First post, hello! I can only hope that frontier companies are thinking about this as deeply and not focusing efforts on safety-washing. I am no expert in biology so excuse me if I make some basic mistakes, but I am curious about this topic, and I have some concerns and ideas on the practical implementation of this sort of system. I am imagining I am a biology student, let’s say I’m studying something incredibly suspicious, like engineering virus DNA to create vaccines. It would be frustrating to pay for a month of this service, accidentally trigger the bioterror risk, and get temporarily banned. I would instead choose a competing frontier bio-model with lower safety guardrails, and I might even pay more for that service if I know I have less of a chance of being banned.

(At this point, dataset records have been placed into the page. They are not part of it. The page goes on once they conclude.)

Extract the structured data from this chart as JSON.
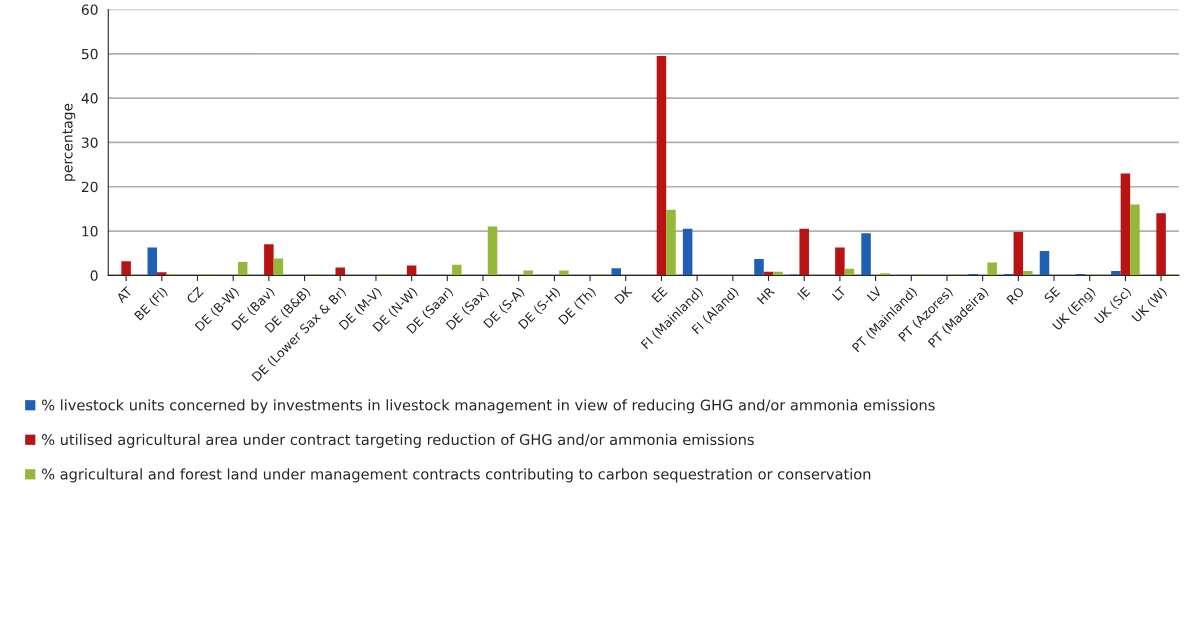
{
  "chart_data": {
    "type": "bar",
    "ylabel": "percentage",
    "categories": [
      "AT",
      "BE (Fl)",
      "CZ",
      "DE (B-W)",
      "DE (Bav)",
      "DE (B&B)",
      "DE (Lower Sax & Br)",
      "DE (M-V)",
      "DE (N-W)",
      "DE (Saar)",
      "DE (Sax)",
      "DE (S-A)",
      "DE (S-H)",
      "DE (Th)",
      "DK",
      "EE",
      "FI (Mainland)",
      "FI (Aland)",
      "HR",
      "IE",
      "LT",
      "LV",
      "PT (Mainland)",
      "PT (Azores)",
      "PT (Madeira)",
      "RO",
      "SE",
      "UK (Eng)",
      "UK (Sc)",
      "UK (W)"
    ],
    "series": [
      {
        "name": "% livestock units concerned by investments in livestock management in view of reducing GHG and/or ammonia emissions",
        "color": "#1f5fb4",
        "values": [
          null,
          6.3,
          null,
          null,
          null,
          null,
          null,
          null,
          null,
          null,
          null,
          null,
          null,
          null,
          1.6,
          null,
          10.5,
          null,
          3.7,
          0.2,
          null,
          9.5,
          null,
          null,
          0.3,
          0.3,
          5.5,
          0.3,
          1,
          null
        ]
      },
      {
        "name": "% utilised agricultural area under contract targeting reduction of GHG and/or ammonia emissions",
        "color": "#b81414",
        "values": [
          3.2,
          0.7,
          null,
          null,
          7,
          null,
          1.8,
          null,
          2.2,
          null,
          null,
          null,
          null,
          null,
          null,
          49.5,
          null,
          null,
          0.8,
          10.5,
          6.3,
          null,
          null,
          null,
          null,
          9.8,
          null,
          null,
          23,
          14
        ]
      },
      {
        "name": "% agricultural and forest land under management contracts contributing to carbon sequestration or conservation",
        "color": "#94b83a",
        "values": [
          null,
          0.3,
          0.3,
          3,
          3.8,
          0.3,
          null,
          0.3,
          null,
          2.4,
          11,
          1.1,
          1.1,
          0.3,
          null,
          14.8,
          null,
          null,
          0.8,
          0.2,
          1.5,
          0.5,
          0.3,
          0.3,
          2.9,
          1,
          null,
          0.2,
          16,
          0.3
        ]
      }
    ],
    "ylim": [
      0,
      60
    ],
    "yticks": [
      0,
      10,
      20,
      30,
      40,
      50,
      60
    ],
    "grid": "y",
    "legend": "bottom"
  }
}
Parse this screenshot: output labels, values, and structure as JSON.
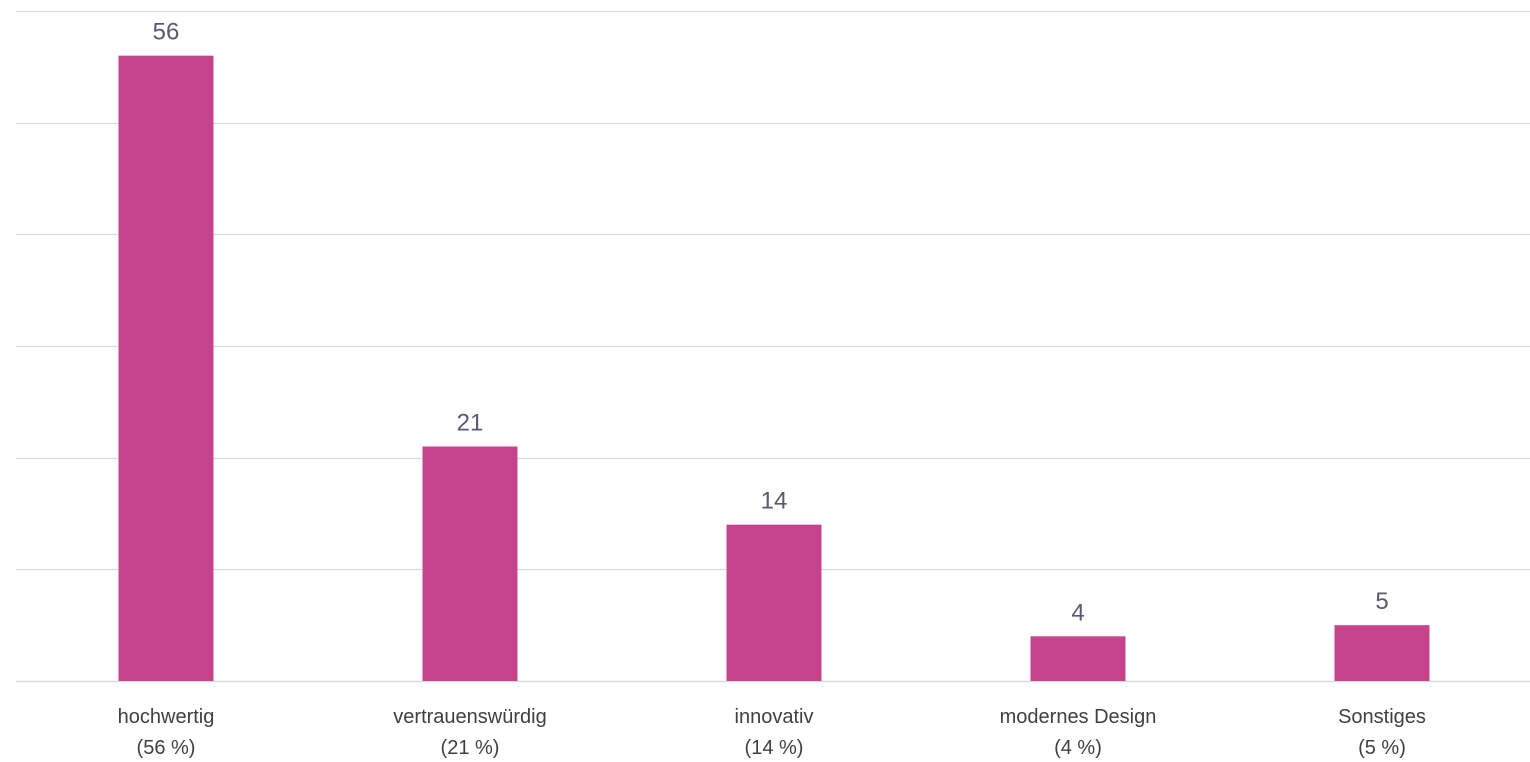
{
  "chart_data": {
    "type": "bar",
    "categories": [
      {
        "name": "hochwertig",
        "percent_label": "(56 %)"
      },
      {
        "name": "vertrauenswürdig",
        "percent_label": "(21 %)"
      },
      {
        "name": "innovativ",
        "percent_label": "(14 %)"
      },
      {
        "name": "modernes Design",
        "percent_label": "(4 %)"
      },
      {
        "name": "Sonstiges",
        "percent_label": "(5 %)"
      }
    ],
    "values": [
      56,
      21,
      14,
      4,
      5
    ],
    "ylim": [
      0,
      60
    ],
    "grid_step": 10,
    "grid": true,
    "legend": "none",
    "bar_color": "#c6438e",
    "title": "",
    "xlabel": "",
    "ylabel": ""
  }
}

Thus, I argue that companies developing biology-focused models have the perverse incentive to ignore more risks in order to capture a wider market. Sure, they could limit their product to industry experts, but that leaves room for another company to market to graduates and undergraduates in the field, which is exactly where you find all the least trustworthy people who could plausibly build bioweapons. Why would users ever choose a safer system that occasionally bans them?
Actually, I thought of a case in which they might. Again, I’m thinking back to a hypothetical biology student. I’ve finished my thesis thanks in part to the biology LLM that has partnered with my university and is working closely with the faculty. My fellow students often trip up the system, and when that happens we sometimes get frustrated, but most of the time, we beam like we’ve bought a lottery ticket. That’s because, as the message on the “you are temporarily banned from the API” screen states, the company is using the university to help outsource its red-teaming and testing, so if you can cause a major bug or jailbreak to be discovered, you could win real money. (Perhaps by successfully provoking the model to exceed some percent risk threshold of behavior, or self-reporting if it doesn’t flag it automatically).
More commonly, subscriptions are simply refunded for the month if you helped discover a novel bug, and because the temporary bans are so short, some of the students have taken to trying to come up with creative jailbreaks when they don’t need to use it. Trolling and reused methods would not be rewarded, only banned. Because I finished my thesis, me and some friends are going to spend the weekend trying to jailbreak the system and try to get our refunds, and the prize for causing the model to exceed 50% effective bioweapon risk is pretty tempting, nobody’s won it yet. There’s money and bragging rights at stake!
This is just an example scenario, but I’ll just put it out there that biology students seem to be a good candidate for testing these kinds of guardrails, I would assume there are many of them who are creative and would be willing to team up on a hard problem in order to avoid paying a subscription. They would agree to strict scrutiny. And getting banned would only slow down thesis papers, not crucial research in medicine. This could be a fairly cheap way for a potential biology-focused AI company to test its models against the riskiest group of people, while having all the freedom to disable the system entirely for safety, as you’ve proposed.